10.5: Feature Reduction

There are a few methods available for the feature reduction of sparse vectors. The most notable ones are singular value decomposition (SVD) and non-negative matrix factorization (NMF). The objective of both techniques is to identify latent spaces that explain the original data in a more concise and computationally efficient manner.

10.5.1  Singular Value Decomposition

Bag of words and TF-IDF methods create high-dimensional vectors which contain useful numbers. However, these are very long and sparse.

Storing and processing high-dimensional data is computationally intensive and expensive. Hence, ideally, we will like to reduce the bag of words and TF-IDF vectors into short dense vectors which contain the most important dimensions of variation. A traditional method of doing this is called singular value decomposition. SVD can reduce the TF-IDF matrix into a few columnar features, which makes machine learning classifier training faster. It removes less important parts of the matrix and produced an approximation in the specified number of dimensions. It is a classical second-order eigenvector technique, in which components are generated from the original vector, which is uncorrelated. SVD is used as a data compression technique.
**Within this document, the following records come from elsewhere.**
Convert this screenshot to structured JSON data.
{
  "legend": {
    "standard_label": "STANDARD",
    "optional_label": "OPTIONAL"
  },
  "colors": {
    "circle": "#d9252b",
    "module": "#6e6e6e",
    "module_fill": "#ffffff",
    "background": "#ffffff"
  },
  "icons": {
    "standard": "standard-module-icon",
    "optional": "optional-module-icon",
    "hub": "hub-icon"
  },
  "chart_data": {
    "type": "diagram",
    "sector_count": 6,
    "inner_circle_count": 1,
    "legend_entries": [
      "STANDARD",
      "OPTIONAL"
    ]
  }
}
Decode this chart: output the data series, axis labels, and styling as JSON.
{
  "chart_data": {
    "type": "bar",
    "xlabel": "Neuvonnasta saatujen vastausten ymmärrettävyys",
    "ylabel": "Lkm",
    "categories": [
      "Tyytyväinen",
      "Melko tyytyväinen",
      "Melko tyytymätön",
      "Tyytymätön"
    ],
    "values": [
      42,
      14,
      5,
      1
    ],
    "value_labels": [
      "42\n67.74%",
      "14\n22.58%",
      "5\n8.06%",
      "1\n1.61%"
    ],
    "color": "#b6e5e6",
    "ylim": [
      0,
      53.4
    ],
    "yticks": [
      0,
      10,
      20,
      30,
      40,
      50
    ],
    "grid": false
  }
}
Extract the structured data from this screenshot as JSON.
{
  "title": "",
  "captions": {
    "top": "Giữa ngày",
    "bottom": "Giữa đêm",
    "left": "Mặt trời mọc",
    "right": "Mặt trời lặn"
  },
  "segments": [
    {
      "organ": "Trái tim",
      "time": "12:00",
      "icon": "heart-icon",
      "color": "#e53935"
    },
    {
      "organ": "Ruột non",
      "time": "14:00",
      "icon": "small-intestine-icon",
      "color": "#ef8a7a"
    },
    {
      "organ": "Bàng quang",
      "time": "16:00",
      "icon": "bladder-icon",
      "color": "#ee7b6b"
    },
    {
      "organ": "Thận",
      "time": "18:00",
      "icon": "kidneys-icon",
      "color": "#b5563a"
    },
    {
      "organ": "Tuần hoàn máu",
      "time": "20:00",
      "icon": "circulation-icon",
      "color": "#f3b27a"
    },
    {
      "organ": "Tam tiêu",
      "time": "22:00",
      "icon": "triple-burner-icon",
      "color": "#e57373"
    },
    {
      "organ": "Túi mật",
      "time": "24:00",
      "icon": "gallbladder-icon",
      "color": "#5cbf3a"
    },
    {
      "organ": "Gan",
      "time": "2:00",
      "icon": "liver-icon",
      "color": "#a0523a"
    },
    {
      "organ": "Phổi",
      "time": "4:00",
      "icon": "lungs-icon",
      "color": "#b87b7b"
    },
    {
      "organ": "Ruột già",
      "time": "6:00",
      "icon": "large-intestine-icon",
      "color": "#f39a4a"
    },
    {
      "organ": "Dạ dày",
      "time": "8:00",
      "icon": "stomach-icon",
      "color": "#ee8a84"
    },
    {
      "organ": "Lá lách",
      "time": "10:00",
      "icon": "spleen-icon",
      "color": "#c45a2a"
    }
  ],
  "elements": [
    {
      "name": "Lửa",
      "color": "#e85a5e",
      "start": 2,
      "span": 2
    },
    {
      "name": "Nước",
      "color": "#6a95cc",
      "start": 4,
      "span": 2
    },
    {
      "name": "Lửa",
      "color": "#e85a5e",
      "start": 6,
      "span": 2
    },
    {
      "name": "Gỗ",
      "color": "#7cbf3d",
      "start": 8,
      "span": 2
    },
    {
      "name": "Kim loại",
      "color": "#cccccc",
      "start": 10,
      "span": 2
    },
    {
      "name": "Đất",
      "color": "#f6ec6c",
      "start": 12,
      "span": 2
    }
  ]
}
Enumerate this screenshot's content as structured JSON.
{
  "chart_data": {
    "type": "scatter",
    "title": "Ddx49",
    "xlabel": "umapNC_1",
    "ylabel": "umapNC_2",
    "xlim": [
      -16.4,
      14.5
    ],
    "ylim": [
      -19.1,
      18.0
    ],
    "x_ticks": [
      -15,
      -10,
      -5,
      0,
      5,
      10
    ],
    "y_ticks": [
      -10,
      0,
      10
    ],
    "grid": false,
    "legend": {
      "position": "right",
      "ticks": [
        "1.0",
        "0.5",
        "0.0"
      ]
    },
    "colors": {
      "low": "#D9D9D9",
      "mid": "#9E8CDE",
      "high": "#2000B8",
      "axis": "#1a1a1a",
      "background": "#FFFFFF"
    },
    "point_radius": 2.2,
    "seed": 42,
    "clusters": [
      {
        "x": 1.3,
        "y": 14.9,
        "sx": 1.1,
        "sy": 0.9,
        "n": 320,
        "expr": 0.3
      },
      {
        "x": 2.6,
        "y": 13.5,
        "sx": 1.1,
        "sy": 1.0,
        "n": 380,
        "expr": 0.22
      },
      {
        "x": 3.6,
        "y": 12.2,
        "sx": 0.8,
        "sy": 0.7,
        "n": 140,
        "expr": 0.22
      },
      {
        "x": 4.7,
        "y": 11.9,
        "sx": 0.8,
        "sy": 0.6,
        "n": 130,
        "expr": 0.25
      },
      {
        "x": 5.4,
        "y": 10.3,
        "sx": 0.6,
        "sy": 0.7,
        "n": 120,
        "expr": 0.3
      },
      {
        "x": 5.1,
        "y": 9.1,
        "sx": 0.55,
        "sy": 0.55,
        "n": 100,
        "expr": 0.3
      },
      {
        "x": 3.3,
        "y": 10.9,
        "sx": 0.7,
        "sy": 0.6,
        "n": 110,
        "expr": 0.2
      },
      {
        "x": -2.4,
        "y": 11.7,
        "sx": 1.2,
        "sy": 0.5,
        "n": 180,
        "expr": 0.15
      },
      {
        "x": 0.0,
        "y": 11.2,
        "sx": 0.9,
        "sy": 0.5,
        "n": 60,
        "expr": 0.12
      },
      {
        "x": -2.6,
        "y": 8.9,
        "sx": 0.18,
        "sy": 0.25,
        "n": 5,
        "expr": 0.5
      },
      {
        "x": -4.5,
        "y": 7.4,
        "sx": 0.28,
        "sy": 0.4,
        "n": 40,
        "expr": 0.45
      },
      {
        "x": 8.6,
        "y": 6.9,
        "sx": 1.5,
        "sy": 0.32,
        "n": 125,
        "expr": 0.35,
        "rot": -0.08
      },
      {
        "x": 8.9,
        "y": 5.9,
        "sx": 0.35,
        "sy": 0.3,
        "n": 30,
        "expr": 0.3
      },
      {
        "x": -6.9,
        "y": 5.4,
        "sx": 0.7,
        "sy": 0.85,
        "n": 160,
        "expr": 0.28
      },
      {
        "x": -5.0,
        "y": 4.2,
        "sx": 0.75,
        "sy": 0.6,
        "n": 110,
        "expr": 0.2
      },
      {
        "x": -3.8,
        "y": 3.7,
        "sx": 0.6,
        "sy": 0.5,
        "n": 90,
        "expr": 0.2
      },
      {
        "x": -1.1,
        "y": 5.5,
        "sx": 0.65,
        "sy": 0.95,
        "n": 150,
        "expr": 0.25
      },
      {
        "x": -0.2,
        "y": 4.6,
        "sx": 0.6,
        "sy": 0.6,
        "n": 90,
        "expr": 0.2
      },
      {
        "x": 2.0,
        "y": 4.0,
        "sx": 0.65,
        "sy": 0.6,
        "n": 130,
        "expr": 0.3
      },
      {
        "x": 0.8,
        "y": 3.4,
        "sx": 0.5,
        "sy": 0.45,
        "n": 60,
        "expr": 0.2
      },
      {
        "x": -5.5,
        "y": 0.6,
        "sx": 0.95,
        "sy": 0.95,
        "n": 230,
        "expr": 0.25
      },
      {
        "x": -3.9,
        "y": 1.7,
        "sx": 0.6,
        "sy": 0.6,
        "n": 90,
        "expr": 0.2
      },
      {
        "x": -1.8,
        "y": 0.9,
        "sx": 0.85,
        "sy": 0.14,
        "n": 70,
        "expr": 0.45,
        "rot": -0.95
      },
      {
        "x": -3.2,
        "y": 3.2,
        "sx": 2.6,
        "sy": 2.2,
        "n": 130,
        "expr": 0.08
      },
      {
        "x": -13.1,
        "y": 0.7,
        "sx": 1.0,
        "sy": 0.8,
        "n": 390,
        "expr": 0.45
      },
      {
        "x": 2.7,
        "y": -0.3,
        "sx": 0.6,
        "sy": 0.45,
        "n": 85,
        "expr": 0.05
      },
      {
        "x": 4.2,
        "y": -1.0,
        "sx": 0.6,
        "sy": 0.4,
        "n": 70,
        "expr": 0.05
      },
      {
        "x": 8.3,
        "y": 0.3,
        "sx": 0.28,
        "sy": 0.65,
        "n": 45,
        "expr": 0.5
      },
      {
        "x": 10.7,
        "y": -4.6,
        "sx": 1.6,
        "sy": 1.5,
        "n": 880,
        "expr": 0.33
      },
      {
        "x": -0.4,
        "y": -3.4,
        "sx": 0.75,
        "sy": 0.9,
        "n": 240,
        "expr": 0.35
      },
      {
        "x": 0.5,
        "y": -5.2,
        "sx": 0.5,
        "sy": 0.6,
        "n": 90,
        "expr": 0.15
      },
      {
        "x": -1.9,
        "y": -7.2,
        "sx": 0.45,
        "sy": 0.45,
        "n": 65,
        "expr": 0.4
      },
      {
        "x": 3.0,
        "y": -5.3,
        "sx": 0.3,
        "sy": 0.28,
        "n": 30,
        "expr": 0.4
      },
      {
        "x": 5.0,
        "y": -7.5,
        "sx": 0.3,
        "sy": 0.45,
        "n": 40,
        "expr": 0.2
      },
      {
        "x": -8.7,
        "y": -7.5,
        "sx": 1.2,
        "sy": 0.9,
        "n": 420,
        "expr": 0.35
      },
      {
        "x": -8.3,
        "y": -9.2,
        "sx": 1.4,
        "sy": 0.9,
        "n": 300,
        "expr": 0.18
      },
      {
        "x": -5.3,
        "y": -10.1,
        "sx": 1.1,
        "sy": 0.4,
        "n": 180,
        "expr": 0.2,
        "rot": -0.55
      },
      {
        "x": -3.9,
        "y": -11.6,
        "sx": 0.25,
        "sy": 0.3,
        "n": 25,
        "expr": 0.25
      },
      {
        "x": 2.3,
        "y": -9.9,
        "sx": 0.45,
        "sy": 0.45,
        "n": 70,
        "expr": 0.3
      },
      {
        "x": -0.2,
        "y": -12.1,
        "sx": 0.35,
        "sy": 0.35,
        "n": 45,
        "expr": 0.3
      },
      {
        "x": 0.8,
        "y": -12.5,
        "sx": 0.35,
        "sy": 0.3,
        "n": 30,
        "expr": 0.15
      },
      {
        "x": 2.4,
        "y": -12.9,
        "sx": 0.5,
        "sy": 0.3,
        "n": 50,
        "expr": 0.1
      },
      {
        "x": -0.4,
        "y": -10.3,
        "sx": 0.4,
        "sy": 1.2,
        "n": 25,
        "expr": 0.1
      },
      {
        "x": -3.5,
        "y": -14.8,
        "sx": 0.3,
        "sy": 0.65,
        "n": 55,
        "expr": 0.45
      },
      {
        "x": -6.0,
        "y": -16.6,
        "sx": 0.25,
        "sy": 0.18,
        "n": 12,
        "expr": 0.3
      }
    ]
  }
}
10.5.2  Non-Negative Matrix Factorization

This method is otherwise known as NMF. This is suitable when features are made up of non-negative elements. In the case of text classification, both bag of words and TF-IDF feature matrix, values are positive. The lowest value in the matrix is 0. Hence, we can use it for processing sparse matrices and finding meaningful components. It is mostly used for topic modeling techniques. Through NMF and topic modeling, we can identify the most common word in social media conversations. This can help us create a lexicon of useful words for the domain. The availability of a comprehensive lexicon can aid in identifying the different classes for the classification model, as well as expanding the understanding of the broad domain for which the classification model is being developed.